Expected behavior for save method for custom datatypes in core

Hi Darius,

What is the recommended implementation of the save method for our core datatype? E.g if i add a LocationDatatype, from the javadocs of CustomDatatype.save(), it is implied that the implementation logic should probably call LocationService.save, is this true?


Hi Wyclif,

That’s not what you need to do. Reading the javadoc, I see that things could be more clear, and the method doesn’t have the perfect name.

This is the relevant bit:

(Simple datatype implementations that don’t require external storage may just serialize their typedValue to a String and return that.)

The idea is that the framework will call CustomDatatype.save(T, String) giving you the opportunity to persist something to external/remote storage if you need to. The save() method should return a String, which the framework will then save to the database (e.g. in the xyz_attribute table). If you persisted something to external storage, the String you return should be some sort of reference to the externally-stored value (and that’s why the code and documentation use “valueReference” everywhere). If the datatype is simple, and nothing got saved to remote storage, you can just return a simple String that represents the serialized value of the “T typedValue” that was passed in.

The LocationDatatype is a simple case, and you would just return the uuid of the location.

But even better in this case is to use the SerializingCustomDatatype base class, which already takes care of all the bookkeeping.

I think we need to update the documentation to be clear on this point, and to suggest that people use SerializingCustomDatatype in the common/simple case. (Also, SerializingCustomDatatype needs class-level javadoc.)

Serializing is a reasonable default; however, if the custom data type has a value that will always fit within the 64k of value_reference, then it can simply store the raw value itself – i.e., if you have a location datatype, you could just store the location’s id or, better yet, uuid.

Serialization makes things easier in Java; however, if the serialization puts a bunch of Java metadata into the field, it could make the data harder to use via SQL (e.g., for someone exporting data or running custom SQL queries against the database).

So, for complex datatypes with multiple properties, serializing is probably the most robust approach instead of coming up with custom representations in the database; however, for very simple datatypes (e.g., a uuid), storing the raw value has advantages.

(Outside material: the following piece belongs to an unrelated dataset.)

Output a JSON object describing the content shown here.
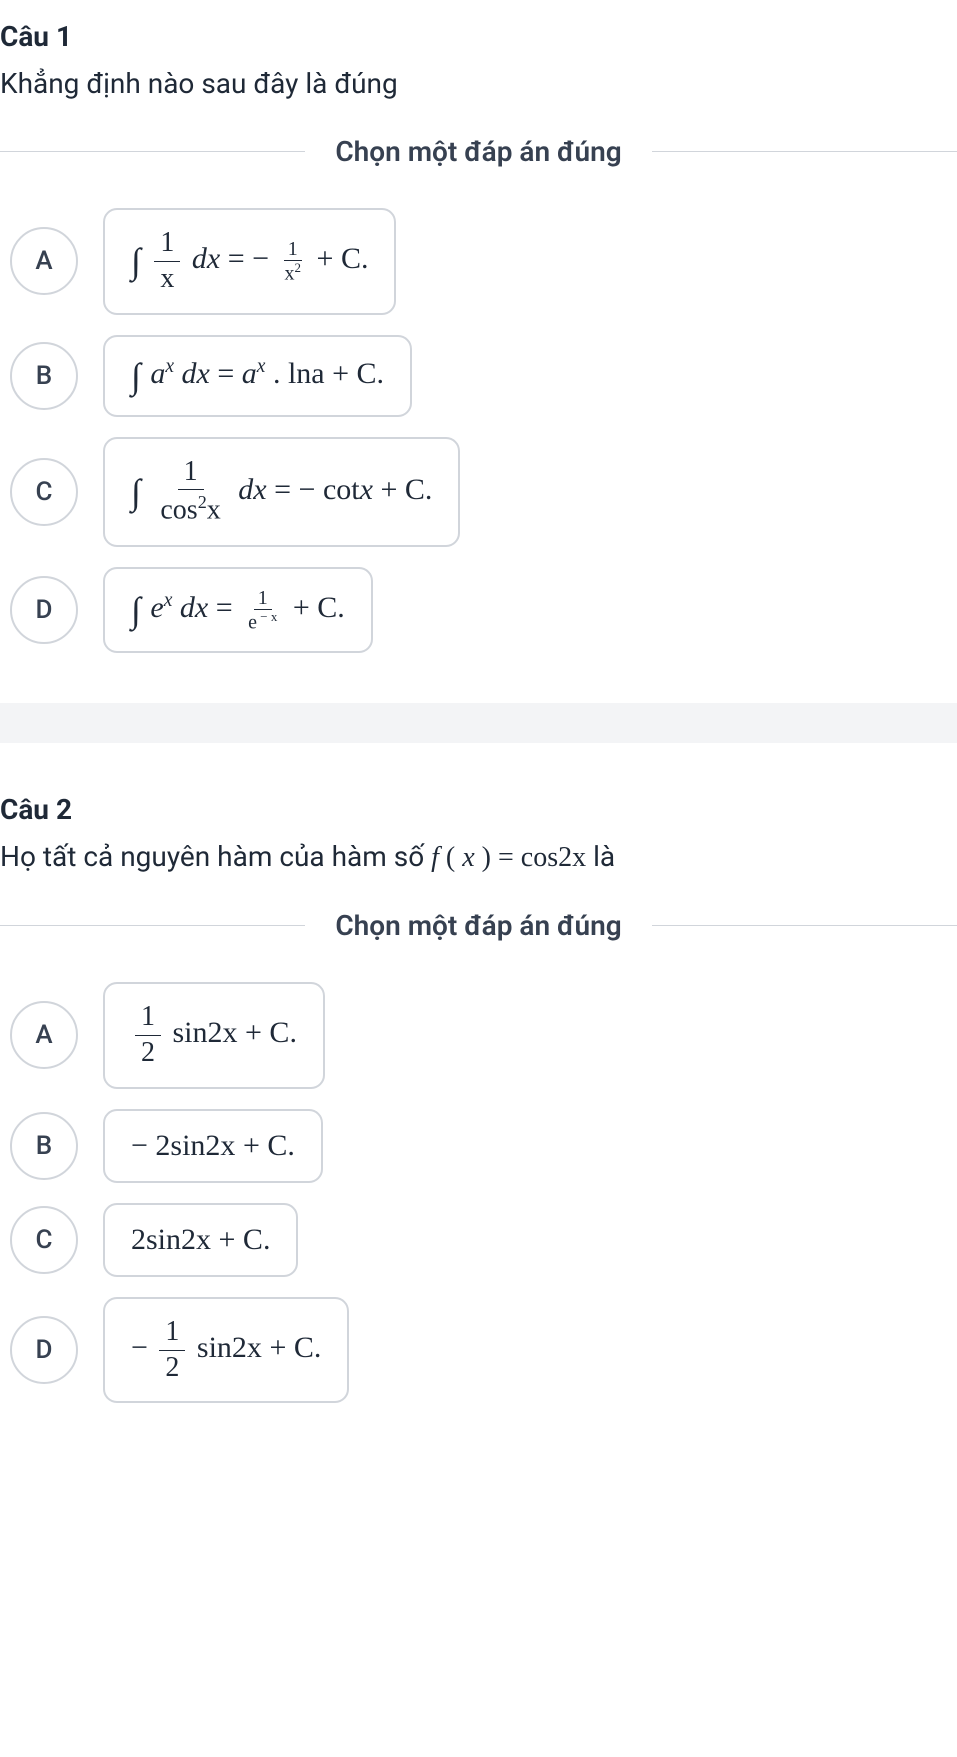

BTW… I notice that we are [inconsistent in our attributes](file:///Users/burke/Documents/OpenMRS/data%20model/openmrs-data-model-1.11.html#.*attribute%24.value): person_attribute has a value (50), while location_attribute, provider_attribute, and visit_attribute all have value_reference (64k).

I assume that’s because location_attribute, like complex observations, preceded CustomDatatype. We should probably have some design discussions on how to merge the capabilities of complex obs into CustomDatatype so a single pattern for custom datatypes could be used throughout OpenMRS (including location attributes and complex observations). I believe CustomDatatype is missing views and both custom datatypes and complex observations handlers are missing the ability to do bulk operations (e.g., search).